Eastern University and the Templeton Honors College are deeply grateful and excited to announce the hire of Associate Professor, Dr. Frederic Putnam. We could not be more pleased with the character, insight, teaching experience and steadfast passion of the faculty member we have gained. His commitment to a gentle and godly pursuit of wisdom in community is immediately evident in every conversation, in his manner of listening as much as in his speech.
With a doctorate in Biblical Studies from the Annenberg Research Institute, Dr. Putnam has taught with a focus on Old Testament, Biblical Languages, and Wisdom Literature, at a number of seminaries and colleges, including Biblical Seminary in Hatfield, Westminster Theological Seminary, Bethel University, and his undergraduate alma mater, Philadelphia Biblical University (PBU). His research interests include Moral Philosophy, Pedagogy & Education, and Discourse Analysis of biblical poetry and narrative. His delights are broadly and deeply humane, and an overview of his leisure extends from fencing and marksmanship to early music, gardening, and Shakespeare.
He has published several reference works and textbooks on Classical (Biblical) Hebrew. He is working on a two-book set on biblical theology based on the metaphors of Scripture, with further projects of monographs on the interpretation of biblical poetry and a Christian view of education.
Dr. Putnam is looking forward to being at Eastern, and joins Templeton with enthusiasm for “its textually-based, interdisciplinary curriculum, seminar-based pedagogy, and Christian framework.” “Since c. 1990,” he writes, “my pedagogy has become increasingly Socratic … focused on working together to a better understanding of this text that lies before us; it has always been interdisciplinary (even before I knew the term), based on the conviction that anything that exists is somehow related to every other aspect of the created order, so that all things illuminate all other things in some way and to some extent, since everything is the work of a personal God who reveals himself in and through all of creation, including the Bible. All Christian education should assume this essential unity, even as we celebrate the accidents that yield the diversity of existence.”
“My main passion in all this – whether in a formally constituted class … or in a ‘co-curricular’ conversation on any subject – is to foster an atmosphere in which men and women feel free and able to begin to become themselves, to become ‘who they already are’ (Josef Pieper), and so begin to realize the purposes of God in and for their own existence.”

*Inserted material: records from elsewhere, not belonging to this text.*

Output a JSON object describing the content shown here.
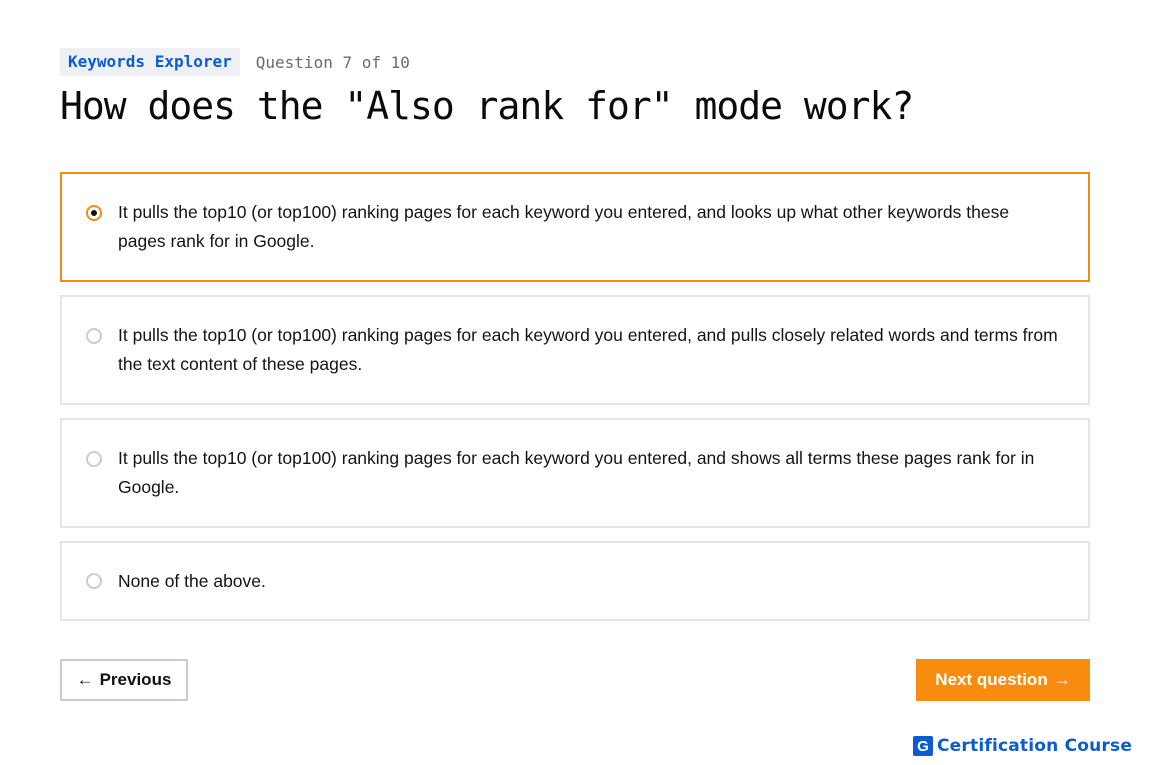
{
  "header": {
    "topic": "Keywords Explorer",
    "progress": "Question 7 of 10"
  },
  "question": {
    "title": "How does the \"Also rank for\" mode work?",
    "selected_index": 0,
    "options": [
      {
        "label": "It pulls the top10 (or top100) ranking pages for each keyword you entered, and looks up what other keywords these pages rank for in Google."
      },
      {
        "label": "It pulls the top10 (or top100) ranking pages for each keyword you entered, and pulls closely related words and terms from the text content of these pages."
      },
      {
        "label": "It pulls the top10 (or top100) ranking pages for each keyword you entered, and shows all terms these pages rank for in Google."
      },
      {
        "label": "None of the above."
      }
    ]
  },
  "navigation": {
    "prev_label": "Previous",
    "prev_arrow": "←",
    "next_label": "Next question",
    "next_arrow": "→"
  },
  "brand": {
    "logo_letter": "G",
    "name": "Certification Course"
  },
  "colors": {
    "accent": "#f78c0f",
    "brand_blue": "#0b5bd3",
    "border": "#e3e5e8"
  }
}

Dr. Putnam is an ordained minister; he and his wife, Emilie, have three daughters, all of whom live in southeast Pennsylvania. With building anticipation, we look forward to Dr. Putnam’s gracious, pastoral, and lively presence in our community, and to the blessing we know he will be in the classroom as he teaches OT and NT seminars in Templeton and will be available to teach upper division Biblical Studies courses in the College of Arts and Sciences.